The Centre for High Altitude Platform Applications (CHAPA) was established in October 2016, created via the Departments of Electronic Engineering, Environment and Chemistry. It received start funding from an Engineering and Physical Sciences Research Council (EPSRC) institutional award.
- To be a leading authority on stratospheric delivery of applications
- To act as a custodian of the technology
- To catalyse a thriving ecosystem of industry, academia and associated organisations interested in the research, development and use of HAP applications
Our initial focus is on three application themes:
- Wireless communications
- Remote monitoring and control for smart cities
- Atmospheric science research
York has been active in high altitude platform related research since 1999. Its first major project was the European FP5 HeliNet project in 2003, in which it was a partner. This project developed a scale sized prototype HAP and a range of applications, including broadband communications. From 2003 to 2007 York coordinated the 14-partner European FP6 CAPANINA project which examined delivery of broadband communications from a variety of aerial platforms, including HAPs. One of the major outputs of this project was a stratospheric balloon trial in Kiruna, Sweden. York developed a mm-wave broadband payload.

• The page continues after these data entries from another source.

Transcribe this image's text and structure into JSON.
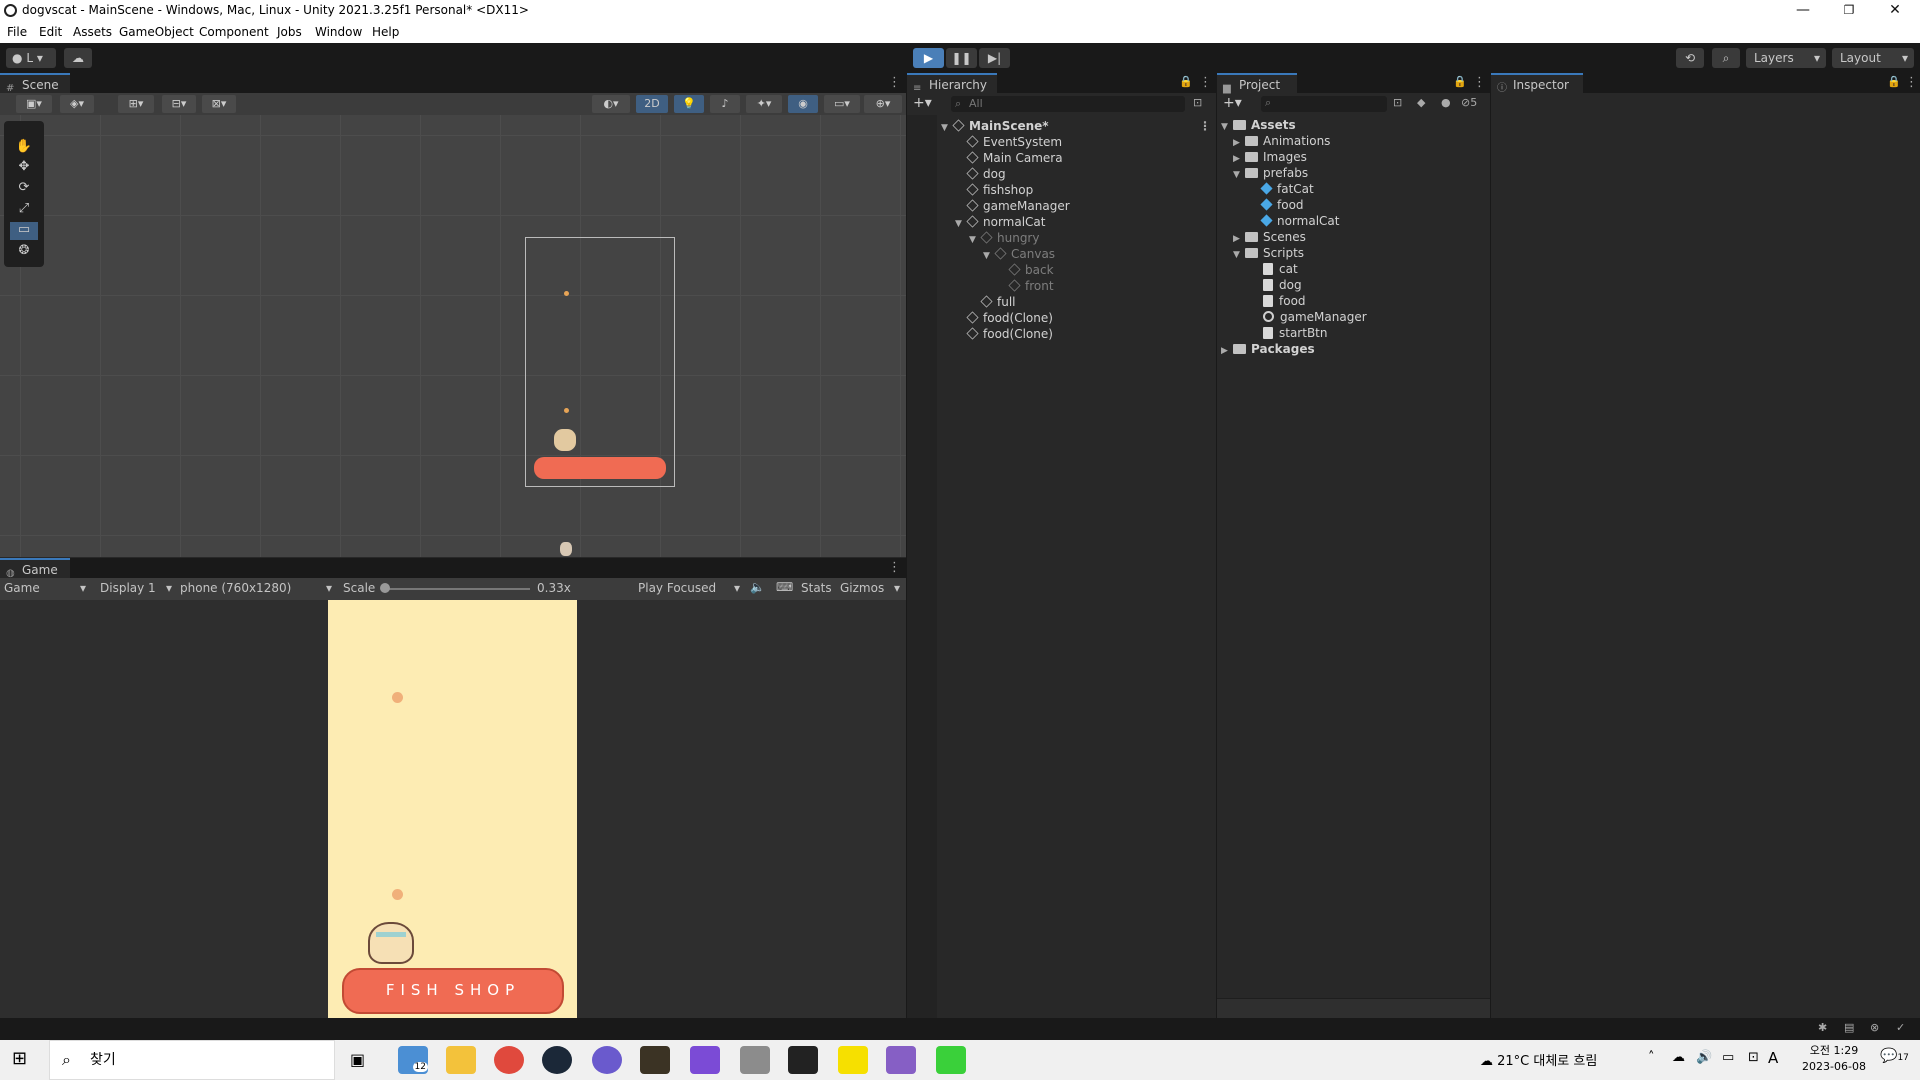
{
  "window": {
    "title": "dogvscat - MainScene - Windows, Mac, Linux - Unity 2021.3.25f1 Personal* <DX11>"
  },
  "menu": [
    "File",
    "Edit",
    "Assets",
    "GameObject",
    "Component",
    "Jobs",
    "Window",
    "Help"
  ],
  "toolbar": {
    "account": "L",
    "layers": "Layers",
    "layout": "Layout"
  },
  "scene": {
    "tab": "Scene",
    "mode2d": "2D"
  },
  "game": {
    "tab": "Game",
    "view": "Game",
    "display": "Display 1",
    "resolution": "phone (760x1280)",
    "scale_label": "Scale",
    "scale_value": "0.33x",
    "play_mode": "Play Focused",
    "stats": "Stats",
    "gizmos": "Gizmos",
    "sign": "FISH SHOP"
  },
  "hierarchy": {
    "tab": "Hierarchy",
    "search_placeholder": "All",
    "items": [
      {
        "label": "MainScene*"
      },
      {
        "label": "EventSystem"
      },
      {
        "label": "Main Camera"
      },
      {
        "label": "dog"
      },
      {
        "label": "fishshop"
      },
      {
        "label": "gameManager"
      },
      {
        "label": "normalCat"
      },
      {
        "label": "hungry"
      },
      {
        "label": "Canvas"
      },
      {
        "label": "back"
      },
      {
        "label": "front"
      },
      {
        "label": "full"
      },
      {
        "label": "food(Clone)"
      },
      {
        "label": "food(Clone)"
      }
    ]
  },
  "project": {
    "tab": "Project",
    "hidden_count": "5",
    "items": [
      {
        "label": "Assets"
      },
      {
        "label": "Animations"
      },
      {
        "label": "Images"
      },
      {
        "label": "prefabs"
      },
      {
        "label": "fatCat"
      },
      {
        "label": "food"
      },
      {
        "label": "normalCat"
      },
      {
        "label": "Scenes"
      },
      {
        "label": "Scripts"
      },
      {
        "label": "cat"
      },
      {
        "label": "dog"
      },
      {
        "label": "food"
      },
      {
        "label": "gameManager"
      },
      {
        "label": "startBtn"
      },
      {
        "label": "Packages"
      }
    ]
  },
  "inspector": {
    "tab": "Inspector"
  },
  "taskbar": {
    "search": "찾기",
    "mail_badge": "12",
    "weather": "21°C 대체로 흐림",
    "ime": "A",
    "time": "오전 1:29",
    "date": "2023-06-08",
    "notif_count": "17"
  },
  "colors": {
    "accent": "#3a79bb",
    "game_bg": "#fdecb3",
    "shop_sign": "#f06b53"
  }
}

Since then a number of other projects have followed. We coordinated the European COST Action COST 297 which focussed on the use of High Altitude Platforms for Communications and Other Services (HAPCOS). We have undertaken atmospheric science research undertaken in NASA’s Global Hawk high altitude aircraft. Most recently we participated in the European FP7 ABSOLUTE from 2012 – 2016. This examined the used aerial platforms, including HAPs, for the delivery of ‘4G’ wireless communications for public protection and disaster relief and large scale temporary events.